The Bottom- St. Kitts seems to be an attractive and realistic alternative to St. Maarten when it comes to importing food items. This much becomes clear from a recent study done by the consultants of Ecorys and Curconsult, commissioned by Minister Kamp of Economic Affairs.
St. Kitts is presently already starting to be be used as alternative supplier, after St. Maarten was severely affected by hurricane Irma, limiting the ability of wholesalers on that island to provide St. Eustatius and Saba with needed supplies. Sint Maarten historically has grown into the main provider or point of transshipment for especially St. Eustatius and Saba.
The results of the study performed by Ecorys/Curconsult looked at the development of the Consumer Price Index (CPI) not only on Bonaire, St. Eustatius and Saba, but also on surrounding islands, including Antigua, Anguilla and St. Kitts.
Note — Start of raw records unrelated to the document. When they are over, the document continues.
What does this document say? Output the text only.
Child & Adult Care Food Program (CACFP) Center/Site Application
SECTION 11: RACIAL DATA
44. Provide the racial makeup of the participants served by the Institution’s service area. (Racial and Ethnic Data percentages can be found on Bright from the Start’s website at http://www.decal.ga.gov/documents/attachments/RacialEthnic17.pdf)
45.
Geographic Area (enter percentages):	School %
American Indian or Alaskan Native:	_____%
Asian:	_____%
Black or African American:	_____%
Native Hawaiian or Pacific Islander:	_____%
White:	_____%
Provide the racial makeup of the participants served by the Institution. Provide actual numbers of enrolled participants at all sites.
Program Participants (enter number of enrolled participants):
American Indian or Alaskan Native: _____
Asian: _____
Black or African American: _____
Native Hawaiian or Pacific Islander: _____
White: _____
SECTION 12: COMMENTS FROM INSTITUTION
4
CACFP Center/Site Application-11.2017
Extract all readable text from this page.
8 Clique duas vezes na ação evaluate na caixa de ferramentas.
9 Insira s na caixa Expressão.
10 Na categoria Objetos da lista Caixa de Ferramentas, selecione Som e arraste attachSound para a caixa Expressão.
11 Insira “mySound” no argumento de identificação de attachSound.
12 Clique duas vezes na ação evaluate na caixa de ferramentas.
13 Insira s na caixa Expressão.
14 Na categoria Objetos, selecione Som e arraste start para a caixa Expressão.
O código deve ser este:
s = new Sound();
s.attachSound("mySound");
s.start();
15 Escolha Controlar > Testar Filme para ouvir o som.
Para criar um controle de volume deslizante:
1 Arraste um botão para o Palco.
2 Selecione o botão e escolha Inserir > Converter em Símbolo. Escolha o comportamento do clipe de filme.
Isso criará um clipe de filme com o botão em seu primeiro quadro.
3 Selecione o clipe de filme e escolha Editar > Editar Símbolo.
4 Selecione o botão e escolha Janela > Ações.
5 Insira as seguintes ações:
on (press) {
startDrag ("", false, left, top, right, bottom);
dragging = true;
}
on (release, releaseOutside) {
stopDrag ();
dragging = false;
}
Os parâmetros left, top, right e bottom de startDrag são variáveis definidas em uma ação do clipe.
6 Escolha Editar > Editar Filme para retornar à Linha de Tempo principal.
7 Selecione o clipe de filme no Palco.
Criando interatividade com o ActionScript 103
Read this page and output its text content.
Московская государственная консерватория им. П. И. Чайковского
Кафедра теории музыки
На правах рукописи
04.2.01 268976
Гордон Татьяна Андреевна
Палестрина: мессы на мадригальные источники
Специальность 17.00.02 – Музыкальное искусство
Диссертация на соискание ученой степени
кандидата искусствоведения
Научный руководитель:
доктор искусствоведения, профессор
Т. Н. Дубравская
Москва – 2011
Where all of the islands registered a significant increase in CPI for food products, only St. Kitts showed a significant decline in CPI of no less than 12% over the period 2010 – 2016. Although the study did not focus on the price level in absolute dollar terms, the negative CPI in St. Kitts seems to at least strongly suggest that the island might be a very interesting alternative for importing food products in comparison to, for instance, Sint Maarten.
One factor which has for a long time had an adverse effect on economic traffic between Saba, St. Eustatius and St. Kitts was the lack of reliable, scheduled and direct transportation to the neighboring twin-island republic.
With the implementation of a scheduled ferry-service last week between Saba, St. Eustatius and St. Kitts, addressing the lack of scheduled transportation, St. Kitts looks like an increasingly viable and very realistic alternative for importing food products and, potentially, other goods as well.